Рассказывает участковый:
— Сижу я за столом и глазам своим не верю. Летит подставка из-под сковородки, и прямо по портрету — шлёп. Затрещали стёкла. Роман[xvi] берёт её, отнёс на кухню. Через несколько минут она опять летит. Прошло немного времени — ведро с водой прилетело из кухни и стукнулось о стену. Вода разлилась. То валенки прилетят, то пластинки, то пузырьки разные. И летят они в основном оттуда, где сидит Юра, хотя он к ним даже не притрагивается. Стемнело. Включили свет. Поговорили немного, слышу скрип. Глядь, пробка в счётчике выворачивается. Свет погас. Пробка улетела и с силой стукнулась где-то. Зажгли керосиновую лампу, поставили на стол. Через минуту свист вьюги и словно кто-то дунул. Лампа погасла. Лежит на столе коробок спичек и вдруг сам открывается. Зажигаются спички и горящие, словно свечки, выстраиваются на полу.
Однажды Юра исчез сам.

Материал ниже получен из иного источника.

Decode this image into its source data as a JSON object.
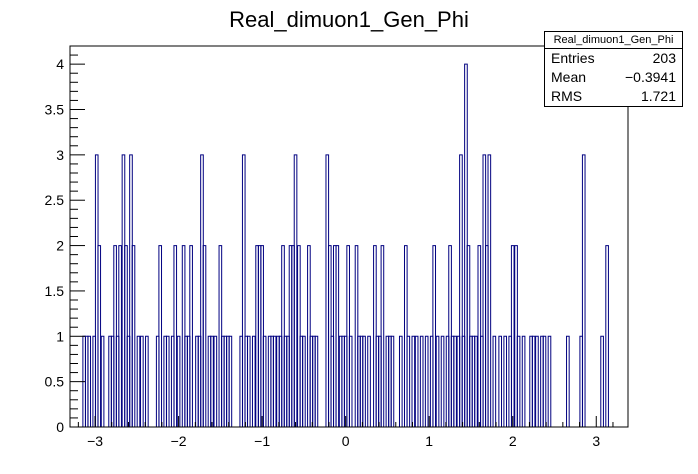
{
  "chart_data": {
    "type": "bar",
    "histogram_style": "step",
    "title": "Real_dimuon1_Gen_Phi",
    "xlabel": "",
    "ylabel": "",
    "xlim": [
      -3.3,
      3.38
    ],
    "ylim": [
      0,
      4.2
    ],
    "grid": false,
    "legend": "top-right stats box",
    "line_color": "#000080",
    "x_ticks": [
      "−3",
      "−2",
      "−1",
      "0",
      "1",
      "2",
      "3"
    ],
    "x_tick_values": [
      -3,
      -2,
      -1,
      0,
      1,
      2,
      3
    ],
    "y_ticks": [
      "0",
      "0.5",
      "1",
      "1.5",
      "2",
      "2.5",
      "3",
      "3.5",
      "4"
    ],
    "y_tick_values": [
      0,
      0.5,
      1,
      1.5,
      2,
      2.5,
      3,
      3.5,
      4
    ],
    "bin_width": 0.0314,
    "bins": [
      {
        "x": -3.13,
        "y": 1
      },
      {
        "x": -3.1,
        "y": 1
      },
      {
        "x": -3.07,
        "y": 1
      },
      {
        "x": -3.01,
        "y": 1
      },
      {
        "x": -2.98,
        "y": 3
      },
      {
        "x": -2.95,
        "y": 2
      },
      {
        "x": -2.91,
        "y": 1
      },
      {
        "x": -2.82,
        "y": 1
      },
      {
        "x": -2.79,
        "y": 1
      },
      {
        "x": -2.76,
        "y": 2
      },
      {
        "x": -2.73,
        "y": 1
      },
      {
        "x": -2.7,
        "y": 2
      },
      {
        "x": -2.66,
        "y": 3
      },
      {
        "x": -2.63,
        "y": 2
      },
      {
        "x": -2.6,
        "y": 1
      },
      {
        "x": -2.57,
        "y": 3
      },
      {
        "x": -2.54,
        "y": 2
      },
      {
        "x": -2.48,
        "y": 1
      },
      {
        "x": -2.44,
        "y": 1
      },
      {
        "x": -2.38,
        "y": 1
      },
      {
        "x": -2.25,
        "y": 1
      },
      {
        "x": -2.22,
        "y": 2
      },
      {
        "x": -2.16,
        "y": 1
      },
      {
        "x": -2.13,
        "y": 1
      },
      {
        "x": -2.07,
        "y": 1
      },
      {
        "x": -2.04,
        "y": 2
      },
      {
        "x": -2.0,
        "y": 1
      },
      {
        "x": -1.94,
        "y": 2
      },
      {
        "x": -1.91,
        "y": 1
      },
      {
        "x": -1.88,
        "y": 1
      },
      {
        "x": -1.85,
        "y": 2
      },
      {
        "x": -1.78,
        "y": 1
      },
      {
        "x": -1.75,
        "y": 1
      },
      {
        "x": -1.72,
        "y": 3
      },
      {
        "x": -1.69,
        "y": 2
      },
      {
        "x": -1.63,
        "y": 1
      },
      {
        "x": -1.6,
        "y": 1
      },
      {
        "x": -1.56,
        "y": 1
      },
      {
        "x": -1.5,
        "y": 2
      },
      {
        "x": -1.47,
        "y": 1
      },
      {
        "x": -1.44,
        "y": 1
      },
      {
        "x": -1.41,
        "y": 1
      },
      {
        "x": -1.38,
        "y": 1
      },
      {
        "x": -1.25,
        "y": 1
      },
      {
        "x": -1.22,
        "y": 3
      },
      {
        "x": -1.19,
        "y": 1
      },
      {
        "x": -1.16,
        "y": 1
      },
      {
        "x": -1.1,
        "y": 1
      },
      {
        "x": -1.06,
        "y": 2
      },
      {
        "x": -1.03,
        "y": 2
      },
      {
        "x": -1.0,
        "y": 2
      },
      {
        "x": -0.97,
        "y": 1
      },
      {
        "x": -0.91,
        "y": 1
      },
      {
        "x": -0.88,
        "y": 1
      },
      {
        "x": -0.85,
        "y": 1
      },
      {
        "x": -0.81,
        "y": 1
      },
      {
        "x": -0.78,
        "y": 1
      },
      {
        "x": -0.75,
        "y": 2
      },
      {
        "x": -0.72,
        "y": 1
      },
      {
        "x": -0.69,
        "y": 1
      },
      {
        "x": -0.66,
        "y": 2
      },
      {
        "x": -0.63,
        "y": 2
      },
      {
        "x": -0.6,
        "y": 3
      },
      {
        "x": -0.56,
        "y": 2
      },
      {
        "x": -0.53,
        "y": 1
      },
      {
        "x": -0.5,
        "y": 1
      },
      {
        "x": -0.44,
        "y": 2
      },
      {
        "x": -0.41,
        "y": 1
      },
      {
        "x": -0.38,
        "y": 1
      },
      {
        "x": -0.35,
        "y": 1
      },
      {
        "x": -0.22,
        "y": 3
      },
      {
        "x": -0.19,
        "y": 2
      },
      {
        "x": -0.16,
        "y": 1
      },
      {
        "x": -0.13,
        "y": 2
      },
      {
        "x": -0.1,
        "y": 2
      },
      {
        "x": -0.06,
        "y": 1
      },
      {
        "x": -0.03,
        "y": 1
      },
      {
        "x": 0.0,
        "y": 1
      },
      {
        "x": 0.03,
        "y": 2
      },
      {
        "x": 0.06,
        "y": 1
      },
      {
        "x": 0.13,
        "y": 2
      },
      {
        "x": 0.16,
        "y": 1
      },
      {
        "x": 0.19,
        "y": 1
      },
      {
        "x": 0.22,
        "y": 1
      },
      {
        "x": 0.28,
        "y": 1
      },
      {
        "x": 0.35,
        "y": 2
      },
      {
        "x": 0.38,
        "y": 1
      },
      {
        "x": 0.41,
        "y": 1
      },
      {
        "x": 0.44,
        "y": 2
      },
      {
        "x": 0.5,
        "y": 1
      },
      {
        "x": 0.53,
        "y": 1
      },
      {
        "x": 0.56,
        "y": 1
      },
      {
        "x": 0.66,
        "y": 1
      },
      {
        "x": 0.72,
        "y": 2
      },
      {
        "x": 0.75,
        "y": 1
      },
      {
        "x": 0.81,
        "y": 1
      },
      {
        "x": 0.85,
        "y": 1
      },
      {
        "x": 0.91,
        "y": 1
      },
      {
        "x": 0.97,
        "y": 1
      },
      {
        "x": 1.03,
        "y": 1
      },
      {
        "x": 1.06,
        "y": 2
      },
      {
        "x": 1.1,
        "y": 1
      },
      {
        "x": 1.16,
        "y": 1
      },
      {
        "x": 1.22,
        "y": 1
      },
      {
        "x": 1.25,
        "y": 2
      },
      {
        "x": 1.28,
        "y": 1
      },
      {
        "x": 1.31,
        "y": 1
      },
      {
        "x": 1.35,
        "y": 1
      },
      {
        "x": 1.38,
        "y": 3
      },
      {
        "x": 1.41,
        "y": 1
      },
      {
        "x": 1.44,
        "y": 4
      },
      {
        "x": 1.47,
        "y": 2
      },
      {
        "x": 1.5,
        "y": 1
      },
      {
        "x": 1.53,
        "y": 1
      },
      {
        "x": 1.56,
        "y": 1
      },
      {
        "x": 1.6,
        "y": 2
      },
      {
        "x": 1.63,
        "y": 1
      },
      {
        "x": 1.66,
        "y": 3
      },
      {
        "x": 1.69,
        "y": 2
      },
      {
        "x": 1.72,
        "y": 3
      },
      {
        "x": 1.78,
        "y": 1
      },
      {
        "x": 1.85,
        "y": 1
      },
      {
        "x": 1.91,
        "y": 1
      },
      {
        "x": 1.97,
        "y": 1
      },
      {
        "x": 2.0,
        "y": 2
      },
      {
        "x": 2.04,
        "y": 2
      },
      {
        "x": 2.07,
        "y": 1
      },
      {
        "x": 2.13,
        "y": 1
      },
      {
        "x": 2.22,
        "y": 1
      },
      {
        "x": 2.25,
        "y": 1
      },
      {
        "x": 2.29,
        "y": 1
      },
      {
        "x": 2.35,
        "y": 1
      },
      {
        "x": 2.38,
        "y": 1
      },
      {
        "x": 2.44,
        "y": 1
      },
      {
        "x": 2.66,
        "y": 1
      },
      {
        "x": 2.82,
        "y": 1
      },
      {
        "x": 2.85,
        "y": 3
      },
      {
        "x": 3.07,
        "y": 1
      },
      {
        "x": 3.13,
        "y": 2
      }
    ]
  },
  "stats_box": {
    "title": "Real_dimuon1_Gen_Phi",
    "rows": [
      {
        "label": "Entries",
        "value": "203"
      },
      {
        "label": "Mean",
        "value": "−0.3941"
      },
      {
        "label": "RMS",
        "value": "1.721"
      }
    ]
  }
}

Сидел рядом на диване и вдруг исчез. Всё обыскали — нет нигде. Нашли на чердаке:
— Почему ты здесь?
— Меня затащили.
— Кто?
— Не знаю.
Зашли в дом — опять исчез. Оказалось, решил убежать. Догнали, а четверо здоровых мужчин остановить, справиться с ним не сумели. Справились с ним, лишь когда кто-то прочёл «Отче наш». Почему и куда бежал, объяснить Юра не мог.